Some doctors who are reading this are yelling at their phone, tablet, or computer monitor right now. Here’s what they’re screaming: “Are you kidding me? Have you never dealt with our compliance people or coders or lawyers? They’ve got me re-typing information that my MA just entered. Not copying and pasting, mind you: re-typing. They say it’s the law. And now you’ve got the gall to wonder aloud why we assume every box needs to be checked. I’m coming for you, Joseph! Run!”

I’d be foolish to disagree with this line of reasoning. So much of what physicians must do in the United States makes no sense. We document crazy things to appease billers or coders. We worry about getting sued for malpractice, hence we order tests and note irrelevant information so we can prove we considered highly unlikely causes. We re-type what our assistant just entered because some outdated, strictly-interpreted regulation says we must (that regulation is changing next year, for what it’s worth – thanks, CMS!)

I admit that we physicians have been beaten down by The Man. I get it. And I acknowledge that often in healthcare IT, we are thought to be The Man. It’s true that technology can be used to enforce the rules. I can’t help that. But sometimes, poor EHR design or just unfounded user assumptions serve to double-down on that beaten-down feeling.

What’s the cure?
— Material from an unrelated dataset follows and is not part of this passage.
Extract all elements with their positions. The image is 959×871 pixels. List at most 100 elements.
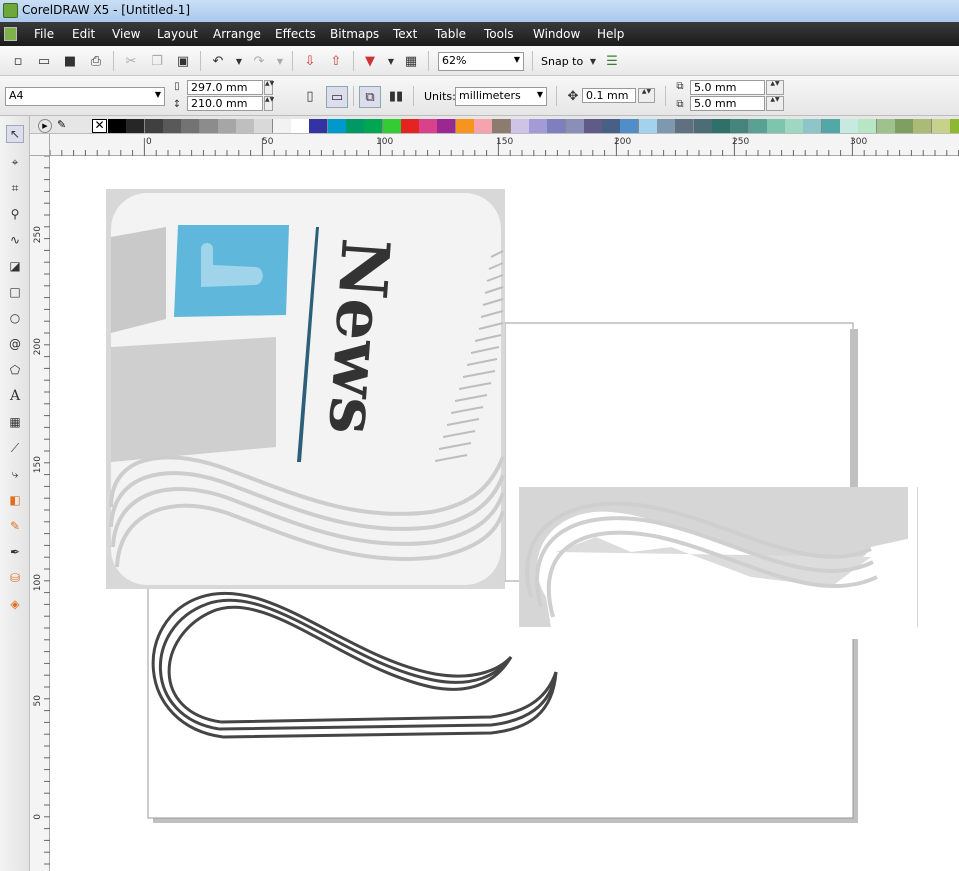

From the HIT perspective, I encourage physicians to question their clinical and IT leadership. Why is this box here if I’m not expected to enter anything in it? Why is this a required field when I didn’t need to go to medical school to address it? Why does my workflow include data that I don’t need to care for my patients? These are fair questions to ask. If you ask them, you might find that you’re doing work that just doesn’t need to be done!